31 décembre 2026

Traduire et faire traduire. La belle affaire!

Publier une traduction, c’est plus de coûts, plus de travail et plus de risques… Mais c’est aussi refuser que des débats et des pans entiers de l’histoire suisse restent enfermés dans une seule langue. Entre Le Musée contaminé d’Erich Keller et la circulation du Siècle d’Emma, retour sur ce que signifie, concrètement, faire passer des livres d’une rive à l’autre.

Parole d’éditeur: publier une traduction n’est jamais anodin! C’est un choix exigeant, souvent risqué, qui engage du temps, des moyens, et une certaine idée de notre rôle : celui de passeur. Passeur entre des langues, bien sûr, mais surtout entre des espaces qui, en Suisse, restent largement cloisonnés, y compris lorsqu’il s’agit de notre propre histoire.

La publication du Musée contaminé d’Erich Keller (traduction Mariette Althaus) en est un exemple particulièrement parlant. L’ouvrage initialement paru en allemand en 2021 chez Rotpunkt Verlag s’attaque à un objet hautement sensible: la collection Bührle, aujourd’hui au cœur du Kunsthaus de Zurich. Derrière les chefs-d’œuvre exposés, Keller met au jour un ensemble de tensions rarement abordées de front: une fortune issue de l’industrie d’armement, des liens étroits avec l’économie de guerre du régime nazi, des œuvres acquises dans des contextes marqués par la spoliation, et, plus largement, la responsabilité des institutions culturelles dans la manière de raconter ou d’atténuer cette histoire.

Lors de sa parution en allemand, le livre a suscité un débat nourri en Suisse alémanique. Mais en Suisse romande, l’écho a été nettement plus faible. Traduire ce livre, ce n’était donc pas simplement le rendre accessible: c’était faire circuler une controverse, déplacer un débat, rendre visible un pan d’histoire là où il l’était peu.

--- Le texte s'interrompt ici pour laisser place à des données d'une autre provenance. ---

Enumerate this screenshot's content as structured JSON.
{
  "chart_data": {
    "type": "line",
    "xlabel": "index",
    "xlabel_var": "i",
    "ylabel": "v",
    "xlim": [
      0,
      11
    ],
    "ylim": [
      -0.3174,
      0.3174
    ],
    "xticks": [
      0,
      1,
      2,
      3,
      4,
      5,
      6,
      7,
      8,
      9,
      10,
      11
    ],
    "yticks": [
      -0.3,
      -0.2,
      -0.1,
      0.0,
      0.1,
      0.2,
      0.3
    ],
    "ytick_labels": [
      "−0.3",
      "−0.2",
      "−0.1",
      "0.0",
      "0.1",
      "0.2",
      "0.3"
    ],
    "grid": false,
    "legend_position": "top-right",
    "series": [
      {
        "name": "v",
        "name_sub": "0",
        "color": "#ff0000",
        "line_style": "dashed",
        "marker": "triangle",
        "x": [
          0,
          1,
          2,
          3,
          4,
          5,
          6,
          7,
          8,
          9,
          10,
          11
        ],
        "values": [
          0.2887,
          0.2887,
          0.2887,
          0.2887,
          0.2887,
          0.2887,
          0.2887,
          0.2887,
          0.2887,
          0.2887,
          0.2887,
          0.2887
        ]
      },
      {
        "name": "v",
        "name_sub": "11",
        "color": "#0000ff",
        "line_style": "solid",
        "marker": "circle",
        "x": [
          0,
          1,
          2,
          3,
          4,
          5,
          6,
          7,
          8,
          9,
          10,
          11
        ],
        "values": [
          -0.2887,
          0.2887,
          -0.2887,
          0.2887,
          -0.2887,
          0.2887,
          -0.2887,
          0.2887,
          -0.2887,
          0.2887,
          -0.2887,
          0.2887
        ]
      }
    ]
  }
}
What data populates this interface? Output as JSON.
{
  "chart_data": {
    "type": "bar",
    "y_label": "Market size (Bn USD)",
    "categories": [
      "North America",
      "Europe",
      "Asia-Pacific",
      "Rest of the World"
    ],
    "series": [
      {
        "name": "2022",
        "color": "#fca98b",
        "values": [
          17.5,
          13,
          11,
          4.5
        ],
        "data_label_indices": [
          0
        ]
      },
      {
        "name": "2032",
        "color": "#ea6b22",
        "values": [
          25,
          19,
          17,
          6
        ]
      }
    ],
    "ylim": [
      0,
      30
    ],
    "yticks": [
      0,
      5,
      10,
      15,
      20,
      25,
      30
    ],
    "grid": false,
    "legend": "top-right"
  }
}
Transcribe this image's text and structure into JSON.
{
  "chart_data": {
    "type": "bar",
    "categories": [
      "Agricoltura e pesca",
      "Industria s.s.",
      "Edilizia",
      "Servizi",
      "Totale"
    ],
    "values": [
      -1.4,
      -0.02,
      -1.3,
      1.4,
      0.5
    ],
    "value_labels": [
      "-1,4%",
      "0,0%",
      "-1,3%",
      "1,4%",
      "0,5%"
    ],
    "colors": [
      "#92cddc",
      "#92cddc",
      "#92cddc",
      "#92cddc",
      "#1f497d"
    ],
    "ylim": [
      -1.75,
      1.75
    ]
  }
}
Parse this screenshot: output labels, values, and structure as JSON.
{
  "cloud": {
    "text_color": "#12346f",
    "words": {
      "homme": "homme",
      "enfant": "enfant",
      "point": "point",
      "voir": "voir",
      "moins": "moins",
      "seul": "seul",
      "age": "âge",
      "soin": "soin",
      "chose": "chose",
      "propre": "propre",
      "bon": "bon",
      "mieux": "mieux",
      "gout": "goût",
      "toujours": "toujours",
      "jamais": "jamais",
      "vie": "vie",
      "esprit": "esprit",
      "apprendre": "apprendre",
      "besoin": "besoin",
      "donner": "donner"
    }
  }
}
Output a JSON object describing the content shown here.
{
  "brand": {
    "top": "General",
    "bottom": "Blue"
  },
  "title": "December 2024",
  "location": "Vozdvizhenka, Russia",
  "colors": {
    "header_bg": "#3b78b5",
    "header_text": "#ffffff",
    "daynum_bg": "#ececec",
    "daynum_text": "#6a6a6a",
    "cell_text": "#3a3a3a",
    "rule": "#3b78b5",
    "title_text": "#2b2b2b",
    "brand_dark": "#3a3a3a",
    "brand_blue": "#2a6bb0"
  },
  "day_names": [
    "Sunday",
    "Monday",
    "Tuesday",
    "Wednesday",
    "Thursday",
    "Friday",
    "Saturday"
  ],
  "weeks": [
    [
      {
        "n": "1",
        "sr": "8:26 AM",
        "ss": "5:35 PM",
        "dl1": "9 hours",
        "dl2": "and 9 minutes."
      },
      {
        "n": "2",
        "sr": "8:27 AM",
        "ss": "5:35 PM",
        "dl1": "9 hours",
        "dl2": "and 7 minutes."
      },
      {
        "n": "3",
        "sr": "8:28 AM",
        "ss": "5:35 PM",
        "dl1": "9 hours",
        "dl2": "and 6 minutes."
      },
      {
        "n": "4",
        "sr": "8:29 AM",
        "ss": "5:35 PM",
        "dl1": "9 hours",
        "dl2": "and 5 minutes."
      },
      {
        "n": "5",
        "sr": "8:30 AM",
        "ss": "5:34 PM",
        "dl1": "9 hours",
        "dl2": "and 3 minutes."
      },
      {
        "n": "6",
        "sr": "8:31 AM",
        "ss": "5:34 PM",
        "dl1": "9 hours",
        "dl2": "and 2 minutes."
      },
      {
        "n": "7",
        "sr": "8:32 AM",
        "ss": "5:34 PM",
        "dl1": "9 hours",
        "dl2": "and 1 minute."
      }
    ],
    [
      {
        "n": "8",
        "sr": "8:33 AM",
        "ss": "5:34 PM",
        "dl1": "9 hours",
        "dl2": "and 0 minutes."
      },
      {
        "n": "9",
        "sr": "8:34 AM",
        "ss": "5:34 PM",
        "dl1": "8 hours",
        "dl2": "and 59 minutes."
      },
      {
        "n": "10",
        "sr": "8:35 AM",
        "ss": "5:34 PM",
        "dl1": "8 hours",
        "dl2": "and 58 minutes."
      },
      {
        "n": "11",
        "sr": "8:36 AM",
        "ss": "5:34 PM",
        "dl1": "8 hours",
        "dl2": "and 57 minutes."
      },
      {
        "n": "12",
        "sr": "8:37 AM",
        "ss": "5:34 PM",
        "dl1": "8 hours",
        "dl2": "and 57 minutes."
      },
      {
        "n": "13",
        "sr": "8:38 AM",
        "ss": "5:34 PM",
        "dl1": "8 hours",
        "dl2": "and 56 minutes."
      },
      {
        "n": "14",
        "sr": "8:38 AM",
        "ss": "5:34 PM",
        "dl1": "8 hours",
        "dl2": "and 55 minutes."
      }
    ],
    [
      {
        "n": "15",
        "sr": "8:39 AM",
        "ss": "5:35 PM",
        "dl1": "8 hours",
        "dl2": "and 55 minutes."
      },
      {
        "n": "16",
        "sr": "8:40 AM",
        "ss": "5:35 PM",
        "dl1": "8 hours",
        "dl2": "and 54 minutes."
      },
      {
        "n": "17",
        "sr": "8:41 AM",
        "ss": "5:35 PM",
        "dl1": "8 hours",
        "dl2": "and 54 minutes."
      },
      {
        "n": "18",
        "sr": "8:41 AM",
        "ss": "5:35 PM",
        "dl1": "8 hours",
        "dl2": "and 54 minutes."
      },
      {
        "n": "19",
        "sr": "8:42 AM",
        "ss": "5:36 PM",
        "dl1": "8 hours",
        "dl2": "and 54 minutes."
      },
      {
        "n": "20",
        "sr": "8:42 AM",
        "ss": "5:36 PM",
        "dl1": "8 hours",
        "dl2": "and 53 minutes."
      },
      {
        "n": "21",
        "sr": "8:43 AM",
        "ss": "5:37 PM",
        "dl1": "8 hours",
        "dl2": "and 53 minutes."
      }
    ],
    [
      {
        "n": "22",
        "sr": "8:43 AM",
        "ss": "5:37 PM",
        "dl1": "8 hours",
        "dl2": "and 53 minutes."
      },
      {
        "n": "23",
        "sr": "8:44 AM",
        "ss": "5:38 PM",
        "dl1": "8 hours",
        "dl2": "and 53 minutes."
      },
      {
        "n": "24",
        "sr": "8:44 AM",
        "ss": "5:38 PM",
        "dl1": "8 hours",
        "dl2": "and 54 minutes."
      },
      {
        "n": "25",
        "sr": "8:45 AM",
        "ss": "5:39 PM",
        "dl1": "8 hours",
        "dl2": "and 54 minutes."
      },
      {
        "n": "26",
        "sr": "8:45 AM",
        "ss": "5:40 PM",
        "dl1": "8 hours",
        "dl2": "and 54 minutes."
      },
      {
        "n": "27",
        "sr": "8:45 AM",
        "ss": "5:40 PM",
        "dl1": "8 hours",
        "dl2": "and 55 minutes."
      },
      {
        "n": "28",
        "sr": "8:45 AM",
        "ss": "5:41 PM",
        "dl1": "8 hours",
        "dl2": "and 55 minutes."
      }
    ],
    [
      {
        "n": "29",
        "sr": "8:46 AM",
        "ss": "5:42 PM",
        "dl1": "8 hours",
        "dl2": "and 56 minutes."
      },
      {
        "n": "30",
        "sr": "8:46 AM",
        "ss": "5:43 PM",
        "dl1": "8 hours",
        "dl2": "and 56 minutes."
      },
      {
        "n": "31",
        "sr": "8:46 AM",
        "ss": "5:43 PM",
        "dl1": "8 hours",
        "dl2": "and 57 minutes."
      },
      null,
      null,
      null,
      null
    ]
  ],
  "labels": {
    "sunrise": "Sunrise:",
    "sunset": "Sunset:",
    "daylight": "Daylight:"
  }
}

Le mouvement inverse est tout aussi révélateur avec Le Siècle d’Emma, porté par Fanny Vaucher et Eric Burnand. À travers une trajectoire familiale, ce roman graphique traverse le XXe siècle et raconte, depuis la Suisse romande, des expériences concrètes des bouleversements politiques et sociaux du pays. La marque de fabrique de nos deux auteur·ices tient à leur capacité à articuler un récit intime avec une lecture historique. Cette traduction en allemand par Christoph Schuler aux éditions Moderne ne relève pas d’une simple extension de diffusion: elle permet à ce récit, ancré dans un contexte romand, de trouver une résonance dans un autre espace culturel, avec d’autres attentes et d’autres cadres de lecture.

Ces deux exemples permettent de rappeler une évidence trop souvent sous-estimée: traduire ne consiste pas simplement à passer un texte d’une langue à une autre. C’est un travail de lecture, d’interprétation, d’adaptation, de reécriture, autrement dit un processus éditorial complet, qui s’inscrit dans une chaîne déjà dense et compliquée. Il faut d’abord identifier un texte qui mérite de circuler, puis acquérir les droits… ce qui représente un premier investissement. Vient ensuite la traduction elle-même – et le choix de la bonne personne pour s’en charger –, dont le coût réel et s’ajoute aux frais déjà élevés de production. À cela s’ajoute un suivi éditorial supplémentaire, fait d’échanges avec la traductrice ou le traducteur et de relectures approfondies.

Ce surcroît de travail intervient dans un cadre déjà contraint. Comme pour tout ouvrage, il faut ensuite assurer la préparation de copie, la mise en page, l’impression, la diffusion et la promotion. Or, une traduction n’offre aucune garantie de succès commercial supérieur à un texte original. Elle cumule au contraire des coûts supplémentaires dans une économie du livre déjà fragile, où les marges sont faibles et les tirages limités. Sans soutiens extérieurs — publics ou institutionnels —, ces projets ne sont tout simplement pas réalisables.

Pour une maison indépendante comme Antipodes, ces choix sont donc loin d’être anodins. Traduire et faire traduire, ce sont des arbitrages concrets, quotidiens, qui relèvent autant de contraintes économiques que de convictions éditoriales.Dans un pays multilingue comme la Suisse, la circulation des idées, des récits et des débats ne va pas de soi. Elle dépend de décisions très concrètes – acquérir des droits, financer une traduction, construire des collaborations entre maisons d’édition, accompagner les textes dans leur déplacement – et de l’engagement de plusieurs acteur·ices de la chaîne du livre parmi lesquels les traducteur·ices et leur expertise.

À notre échelle, traduire ou faire traduire, c’est contribuer à cette circulation. C’est faire en sorte que certaines histoires puissent être racontées autrement, ailleurs. Et c’est surtout une manière très concrète d’accomplir notre mission: faire passer des textes, des idées, des récits d’une rive à l’autre.